Su Tong barely registers the voice, soft and feminine. It takes her a moment to realize that the boy next to her is speaking. She considers the situation, and decides on nodding.
"Ah, I'm sorry for being rude." A pause. "I'm Fujioka Haruhi."
"Su Tong," she manages a reply, and a slight smile.
The boy tries to decipher her name, and manages a garbled, "Shyuu Ton?"
Su Tong can only nod once, praying that that was the last of their interaction. Standing up, she moves towards the counter, muttering a few words and receiving a map of the school. Walking away briskly, she left the boy- Haruhi- seated, staring confusedly after her.
Class 3F is undoubtedly a class for transfers and dropouts. Her introduction is a hasty two-second stage time, before three long hours of boring lessons in rapid Japanese. She can barely catch up, but at least the teachers are only repeating whatever's on the textbooks. She'll have time to peruse them during break.
Fortunately, the people don't bother her- much. Their indifference is almost a gift, and makes up for her natural silence. She catches a few phrases in between English and Arithmetic, and realizes that they are talking about her; 'Made in China', 'Chinese kid', and another one that oddly sounds like 'rat'. In the end, she decides that this sort of eavesdropping is useless, and does what she does best: she ignores them all.

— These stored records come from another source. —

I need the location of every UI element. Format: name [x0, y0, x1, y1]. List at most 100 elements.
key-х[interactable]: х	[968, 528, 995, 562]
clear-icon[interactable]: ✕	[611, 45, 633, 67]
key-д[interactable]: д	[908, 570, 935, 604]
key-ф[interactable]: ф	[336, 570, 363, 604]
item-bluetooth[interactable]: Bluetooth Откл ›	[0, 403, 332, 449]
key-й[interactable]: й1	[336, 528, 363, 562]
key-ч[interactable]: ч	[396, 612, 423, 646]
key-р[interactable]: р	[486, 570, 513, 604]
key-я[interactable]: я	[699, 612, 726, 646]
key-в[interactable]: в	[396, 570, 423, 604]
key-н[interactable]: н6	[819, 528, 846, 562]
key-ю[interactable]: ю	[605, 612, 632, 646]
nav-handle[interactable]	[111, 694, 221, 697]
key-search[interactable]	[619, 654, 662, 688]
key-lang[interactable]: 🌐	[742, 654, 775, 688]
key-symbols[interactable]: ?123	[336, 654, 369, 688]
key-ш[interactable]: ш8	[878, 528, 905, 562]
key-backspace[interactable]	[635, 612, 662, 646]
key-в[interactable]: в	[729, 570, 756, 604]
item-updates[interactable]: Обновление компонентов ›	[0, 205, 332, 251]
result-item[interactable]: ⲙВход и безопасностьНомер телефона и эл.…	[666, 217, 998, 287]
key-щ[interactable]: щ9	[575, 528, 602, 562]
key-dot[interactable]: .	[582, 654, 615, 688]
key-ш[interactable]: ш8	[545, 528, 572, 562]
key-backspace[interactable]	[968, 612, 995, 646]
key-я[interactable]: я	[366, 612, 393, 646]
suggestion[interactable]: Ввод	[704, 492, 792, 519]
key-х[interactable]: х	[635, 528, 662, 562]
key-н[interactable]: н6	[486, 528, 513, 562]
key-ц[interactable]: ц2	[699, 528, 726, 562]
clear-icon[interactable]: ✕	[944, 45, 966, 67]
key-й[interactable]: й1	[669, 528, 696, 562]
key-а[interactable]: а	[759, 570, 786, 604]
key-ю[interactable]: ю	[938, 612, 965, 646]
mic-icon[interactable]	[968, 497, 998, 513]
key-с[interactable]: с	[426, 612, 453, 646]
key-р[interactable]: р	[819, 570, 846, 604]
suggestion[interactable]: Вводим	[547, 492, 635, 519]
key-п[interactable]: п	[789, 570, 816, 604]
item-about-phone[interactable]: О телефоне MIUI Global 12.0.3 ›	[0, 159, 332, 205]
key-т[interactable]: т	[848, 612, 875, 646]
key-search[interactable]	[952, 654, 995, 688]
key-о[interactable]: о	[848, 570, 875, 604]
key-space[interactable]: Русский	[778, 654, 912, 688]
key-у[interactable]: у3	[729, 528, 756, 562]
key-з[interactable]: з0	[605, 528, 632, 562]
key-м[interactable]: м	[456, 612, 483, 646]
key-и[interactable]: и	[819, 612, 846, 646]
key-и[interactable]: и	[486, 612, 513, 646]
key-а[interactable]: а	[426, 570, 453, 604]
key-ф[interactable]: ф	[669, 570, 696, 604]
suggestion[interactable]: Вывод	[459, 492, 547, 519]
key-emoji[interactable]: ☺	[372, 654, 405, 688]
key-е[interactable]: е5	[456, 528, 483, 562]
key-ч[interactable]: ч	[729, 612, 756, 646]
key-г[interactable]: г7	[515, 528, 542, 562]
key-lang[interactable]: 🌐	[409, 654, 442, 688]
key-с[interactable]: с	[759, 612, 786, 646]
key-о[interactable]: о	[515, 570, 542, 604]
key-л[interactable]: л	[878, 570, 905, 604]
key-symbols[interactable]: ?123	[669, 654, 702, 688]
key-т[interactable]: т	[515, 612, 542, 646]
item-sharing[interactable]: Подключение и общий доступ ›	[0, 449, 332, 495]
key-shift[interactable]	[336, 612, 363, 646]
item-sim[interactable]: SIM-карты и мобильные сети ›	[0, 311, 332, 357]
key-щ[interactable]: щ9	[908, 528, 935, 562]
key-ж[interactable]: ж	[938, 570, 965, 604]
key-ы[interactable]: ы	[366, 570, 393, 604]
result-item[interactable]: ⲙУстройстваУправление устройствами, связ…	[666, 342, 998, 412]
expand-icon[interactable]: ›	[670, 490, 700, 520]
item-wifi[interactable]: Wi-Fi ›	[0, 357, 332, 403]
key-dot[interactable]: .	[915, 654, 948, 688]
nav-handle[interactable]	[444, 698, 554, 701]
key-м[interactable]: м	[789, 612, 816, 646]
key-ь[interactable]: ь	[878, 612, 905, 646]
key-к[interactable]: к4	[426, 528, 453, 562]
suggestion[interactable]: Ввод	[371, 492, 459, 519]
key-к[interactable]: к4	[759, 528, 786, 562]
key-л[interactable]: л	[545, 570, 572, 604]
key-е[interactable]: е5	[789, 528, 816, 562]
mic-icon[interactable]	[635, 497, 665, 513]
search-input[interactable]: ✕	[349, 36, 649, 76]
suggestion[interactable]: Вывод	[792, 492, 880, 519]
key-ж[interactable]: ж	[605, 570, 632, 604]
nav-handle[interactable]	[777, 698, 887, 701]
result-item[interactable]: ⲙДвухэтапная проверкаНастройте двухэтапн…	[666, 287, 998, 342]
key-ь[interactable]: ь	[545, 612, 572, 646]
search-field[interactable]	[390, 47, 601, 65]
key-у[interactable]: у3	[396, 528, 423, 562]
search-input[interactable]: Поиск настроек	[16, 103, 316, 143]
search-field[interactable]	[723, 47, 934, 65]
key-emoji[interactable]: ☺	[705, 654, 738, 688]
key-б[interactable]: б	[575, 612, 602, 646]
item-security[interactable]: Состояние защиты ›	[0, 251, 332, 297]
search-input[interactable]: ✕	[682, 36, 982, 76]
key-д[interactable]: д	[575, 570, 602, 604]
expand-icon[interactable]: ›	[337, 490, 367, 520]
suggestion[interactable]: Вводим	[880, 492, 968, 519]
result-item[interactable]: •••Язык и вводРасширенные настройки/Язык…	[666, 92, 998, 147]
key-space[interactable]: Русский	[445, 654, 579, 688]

The second, third and fourth day pass by all the same, though her ability to understand her teachers' shotgun Japanese has improved a lot. On the afternoon of her fourth day in this pink (and frivolous) hell, however, she notes something almost interesting. A girl, dressed in the male uniform, is picking up various objects from the small fountain. Cross-dressing, she thinks, or a boy. But the person's gender and actions are none of her business.
The person looks up to see her, and Su Tong starts, before determinedly walking away, hurried and frazzled- almost guiltily. Surprisingly, no one calls for her, and she quickens her pace. The silence is broken by her shallow breaths and the tolling of a bell.
After marching away from the scene (and marching quite a considerable distance, too), she slows down, only to murmur to herself, "Shyuu Ton."
Chuckling at that, she stops in her tracks. "What was his name again…?"
And then, slightly happily, "Shyuu Ton."